Наташа, которую спешно увезли вместе с маленьким сыном в Москву, успела только записочку ему передать, а в записочке – три буквы, РСТ, что означает «рцы слово твердо». Этим она сообщала: я за свои слова, сказанные в ночном лесу, в ответе, я правду сказала, а правда эта такая, что и поверить страшно: «я тебя люблю». Записочка хранилась дома, а больше ничего от Иртенской и не было, пропала… забыла?..
Печально, если так.
Недалеко от Матвеевского рынка была хорошая кондитерская. Лабрюйер зашел, заказал кофе со сливками, кусок яблочного пирога, присыпанного по-особому приготовленным миндалем, и сел у окна – смотреть на прохожих. Естественно, зазевался. И вдруг обнаружил, что недоеденного пирога на тарелочке больше нет, зато женщина, убиравшая со столов посуду, кричит не своим голосом:
– А ну, пошел вон! Пошел вон, пьянчужка! Всю почтенную публику распугаешь!
Но она не только кричала – она еще и била мокрой тряпкой по спине маленького человечка в преогромном, неведомо с чьего плеча, пиджаке. Человечек, прихрамывая, стремился к двери.
Лабрюйер сообразил, что произошло, и кинулся в погоню. Естественно, он не стал бы есть пирог, побывавший в немытых руках. Но человечек показался ему знакомым, и неудивительно – за годы полицейской службы Лабрюйер на всякое ворье насмотрелся.
Нагнать его и схватить за шиворот оказалось совсем нетрудно.
– Ты у кого апфелькухен стащил, подлец? – спросил Лабрюйер. – Совсем ослеп, что ли?
– Господин Гроссмайстер?!
– Ну и что мне теперь с тобой делать?
«Тяжко быть старым воришкой, – подумал Лабрюйер, – весьма тяжко. Никому ты не нужен, никто тебя не приютит и не покормит, а украсть такой кошелек, чтобы на неделю жизни хватило, ты уже не в состоянии…»
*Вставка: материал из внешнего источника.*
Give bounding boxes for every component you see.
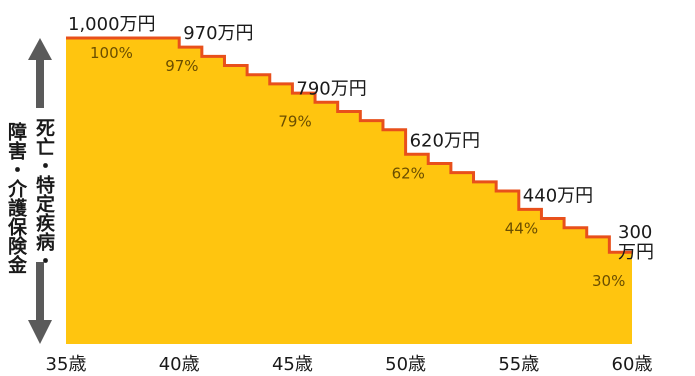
percent-label: 79%: [278, 112, 311, 130]
value-annotations: 1,000万円 100% 970万円 97% 790万円 79% 620万円 62% 440万円…: [68, 14, 654, 290]
x-tick-label: 50歳: [385, 354, 426, 375]
arrow-down-icon: [28, 320, 52, 344]
percent-label: 62%: [392, 164, 425, 182]
x-tick-label: 55歳: [498, 354, 539, 375]
percent-label: 44%: [505, 219, 538, 237]
x-tick-label: 45歳: [272, 354, 313, 375]
x-tick-label: 60歳: [612, 354, 653, 375]
area-fill: [66, 38, 632, 344]
amount-label: 790万円: [296, 78, 366, 99]
y-axis-arrow: [28, 38, 52, 344]
amount-label: 440万円: [523, 185, 593, 206]
area-layer: [66, 36, 632, 344]
amount-label: 300: [618, 222, 652, 243]
amount-label: 620万円: [410, 130, 480, 151]
x-tick-label: 35歳: [46, 354, 87, 375]
amount-unit-label: 万円: [618, 242, 654, 263]
percent-label: 100%: [90, 44, 133, 62]
percent-label: 97%: [165, 57, 198, 75]
x-tick-label: 40歳: [159, 354, 200, 375]
arrow-shaft-top: [36, 58, 44, 108]
y-axis-label-col1: 障害・介護保険金: [5, 121, 28, 274]
arrow-shaft-bottom: [36, 262, 44, 322]
x-tick-labels: 35歳 40歳 45歳 50歳 55歳 60歳: [46, 354, 653, 375]
arrow-up-icon: [28, 38, 52, 60]
amount-label: 970万円: [183, 23, 253, 44]
amount-label: 1,000万円: [68, 14, 156, 35]
y-axis-label-col2: 死亡・特定疾病・: [33, 118, 55, 270]
percent-label: 30%: [592, 272, 625, 290]
step-line: [66, 36, 632, 254]
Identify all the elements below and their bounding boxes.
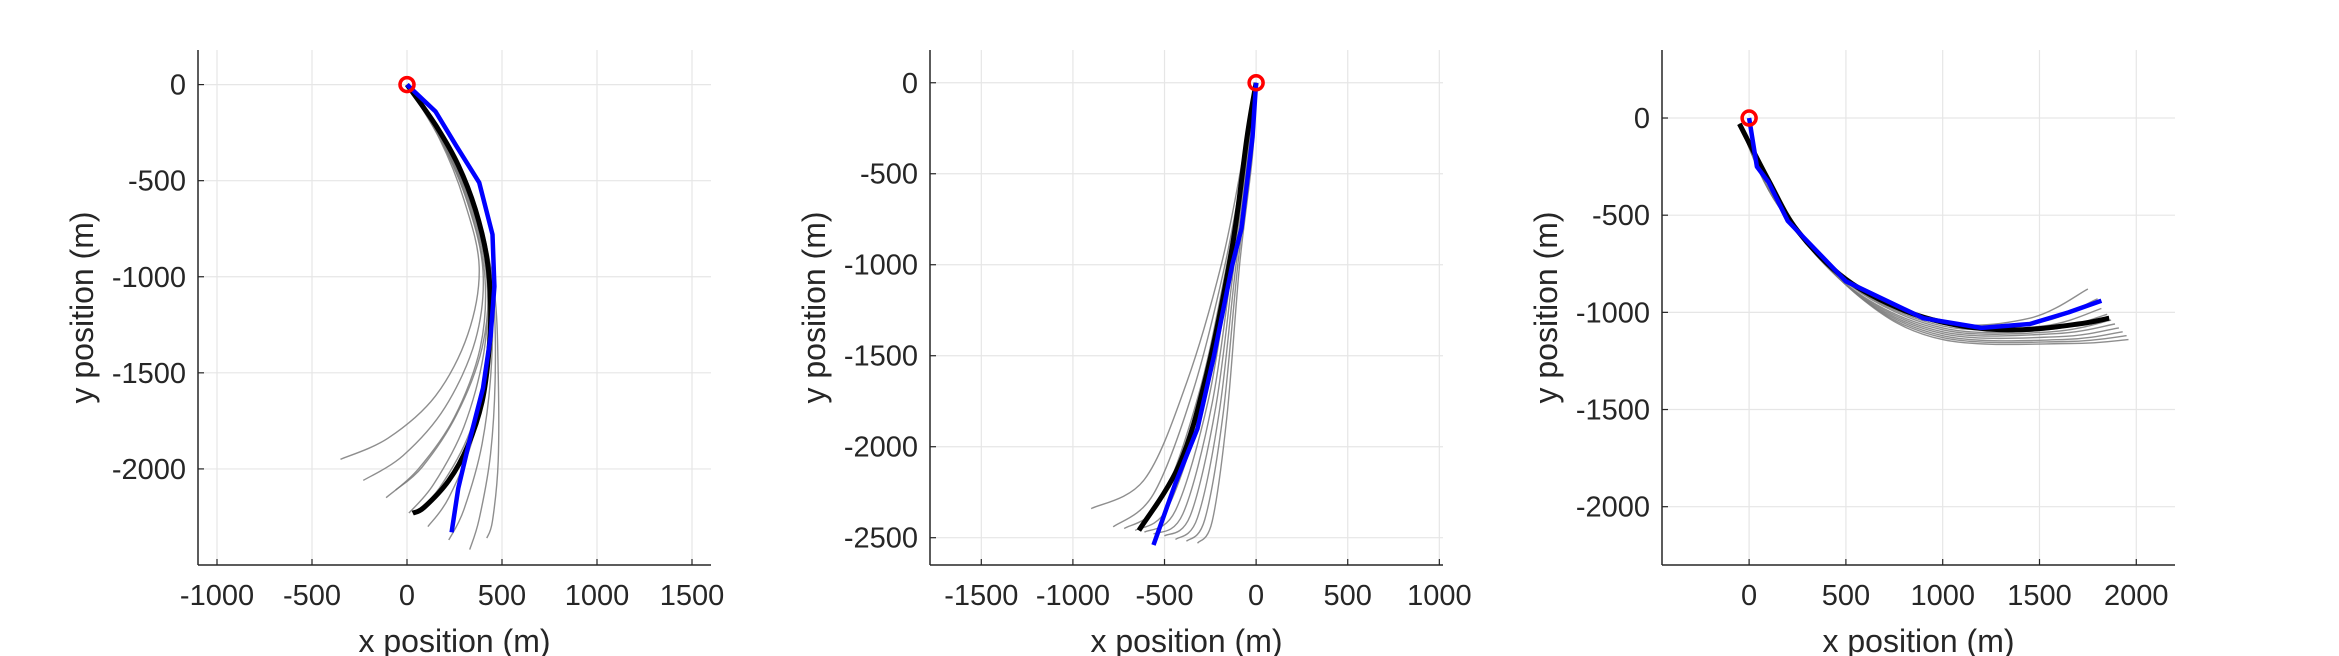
y-tick-label: -2000: [1576, 492, 1650, 524]
y-tick-label: -1500: [844, 341, 918, 373]
y-tick-label: 0: [170, 70, 186, 102]
blue-track: [405, 82, 497, 533]
x-axis-label: x position (m): [1822, 623, 2014, 656]
x-tick-label: 1500: [660, 580, 725, 612]
x-tick-label: 0: [1248, 580, 1264, 612]
x-tick-label: -1500: [944, 580, 1018, 612]
blue-track: [1746, 117, 2103, 331]
ensemble-track: [1738, 123, 2129, 346]
x-tick-label: -500: [1135, 580, 1193, 612]
blue-track: [1151, 82, 1259, 546]
y-tick-label: 0: [902, 68, 918, 100]
x-tick-label: 0: [399, 580, 415, 612]
start-marker: [398, 75, 416, 94]
ensemble-track: [385, 84, 487, 499]
x-tick-label: 1000: [565, 580, 630, 612]
y-tick-label: -1000: [1576, 297, 1650, 329]
x-tick-label: 1500: [2007, 580, 2072, 612]
y-tick-label: -500: [128, 166, 186, 198]
y-tick-label: -2500: [844, 523, 918, 555]
y-axis-label: y position (m): [64, 211, 100, 403]
chart-panel-1: -1000 -500 0 500 1000 1500 0 -500 -1000 -1500 -200…: [64, 50, 724, 656]
x-tick-label: 2000: [2104, 580, 2169, 612]
y-tick-label: -1000: [844, 250, 918, 282]
y-tick-label: 0: [1634, 103, 1650, 135]
y-tick-label: -1500: [112, 358, 186, 390]
x-axis-label: x position (m): [358, 623, 550, 656]
ensemble-track: [340, 84, 480, 460]
mean-track-black: [1136, 82, 1259, 532]
start-marker: [1247, 74, 1265, 92]
start-marker: [1740, 109, 1758, 127]
x-tick-label: -500: [283, 580, 341, 612]
x-tick-label: 500: [1822, 580, 1870, 612]
x-tick-label: 500: [478, 580, 526, 612]
plot-area: [1090, 74, 1265, 546]
x-axis-label: x position (m): [1090, 623, 1282, 656]
x-tick-label: 1000: [1910, 580, 1975, 612]
x-tick-label: 0: [1741, 580, 1757, 612]
y-tick-label: -2000: [112, 454, 186, 486]
plot-area: [340, 75, 500, 550]
x-tick-label: 1000: [1407, 580, 1472, 612]
x-tick-label: -1000: [180, 580, 254, 612]
x-tick-label: 500: [1324, 580, 1372, 612]
y-axis-label: y position (m): [1528, 211, 1564, 403]
plot-area: [1737, 109, 2129, 346]
x-tick-label: -1000: [1036, 580, 1110, 612]
chart-panel-2: -1500 -1000 -500 0 500 1000 0 -500 -1000 -1500 -20…: [796, 50, 1472, 656]
y-tick-label: -500: [1592, 200, 1650, 232]
y-tick-label: -2000: [844, 432, 918, 464]
y-tick-label: -500: [860, 159, 918, 191]
chart-panel-3: 0 500 1000 1500 2000 0 -500 -1000 -1500 -2000 x po…: [1528, 50, 2175, 656]
y-tick-label: -1000: [112, 262, 186, 294]
y-axis-label: y position (m): [796, 211, 832, 403]
y-tick-label: -1500: [1576, 395, 1650, 427]
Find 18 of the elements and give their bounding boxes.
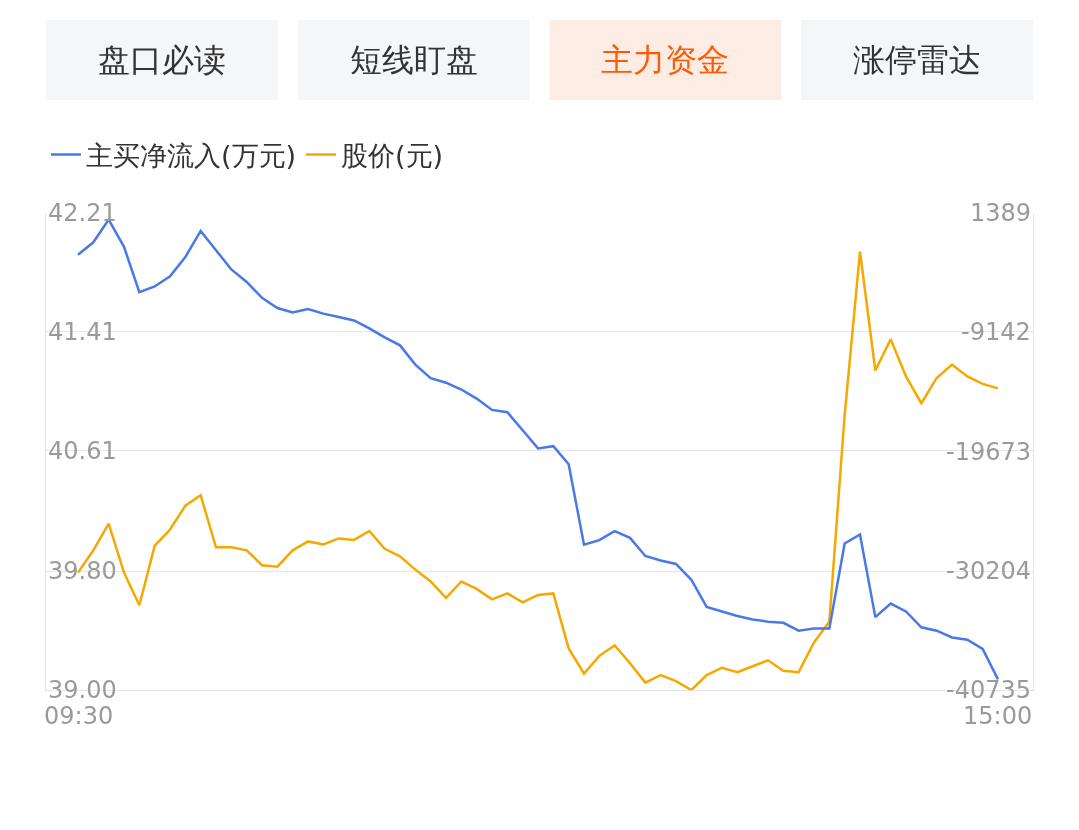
x-tick-label: 09:30 (44, 702, 114, 730)
y2-tick-label: -19673 (946, 438, 1032, 466)
y-tick-label: 39.80 (48, 557, 117, 585)
y-tick-label: 42.21 (48, 199, 117, 227)
y-tick-label: 40.61 (48, 437, 117, 465)
y2-tick-label: -40735 (946, 676, 1032, 704)
text: 主力资金 (601, 41, 729, 79)
text: 短线盯盘 (350, 41, 478, 79)
text: 盘口必读 (98, 41, 226, 79)
y2-tick-label: -30204 (946, 557, 1032, 585)
text: 涨停雷达 (853, 41, 981, 79)
y-tick-label: 41.41 (48, 318, 117, 346)
y2-tick-label: -9142 (961, 318, 1031, 346)
legend-label: 股价(元) (341, 140, 444, 172)
y-tick-label: 39.00 (48, 676, 117, 704)
y2-tick-label: 1389 (970, 199, 1032, 227)
legend-label: 主买净流入(万元) (86, 140, 297, 172)
x-tick-label: 15:00 (963, 702, 1033, 730)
– Отпустите меня, герр Гроссмайстер! – по-латышски взмолился воришка.
– Отпущу – а ты опять пойдешь по кондитерским промышлять? А, Ротман? Лет-то тебе сколько? О душе пора подумать, а не о апфелькухенах. Пошли. Пошли, говорю! Не за шиворот же тебя тащить.
Лабрюйер повел Ротмана на Матвеевский рынок. Там в углу было заведение, где подавали дешевую жареную кровяную колбасу. Он взял воришке круг колбасы, ломоть черного хлеба и кружку пойла, которое здесь называлось «кофе», хотя варилось в кастрюле из цикория и бог весть каких еще элементов.
– Ешь, несчастный. Пользуйся моей добротой по случаю Рождества.
Ротман, все это время молчавший, поднял глаза и уставился на Лабрюйера.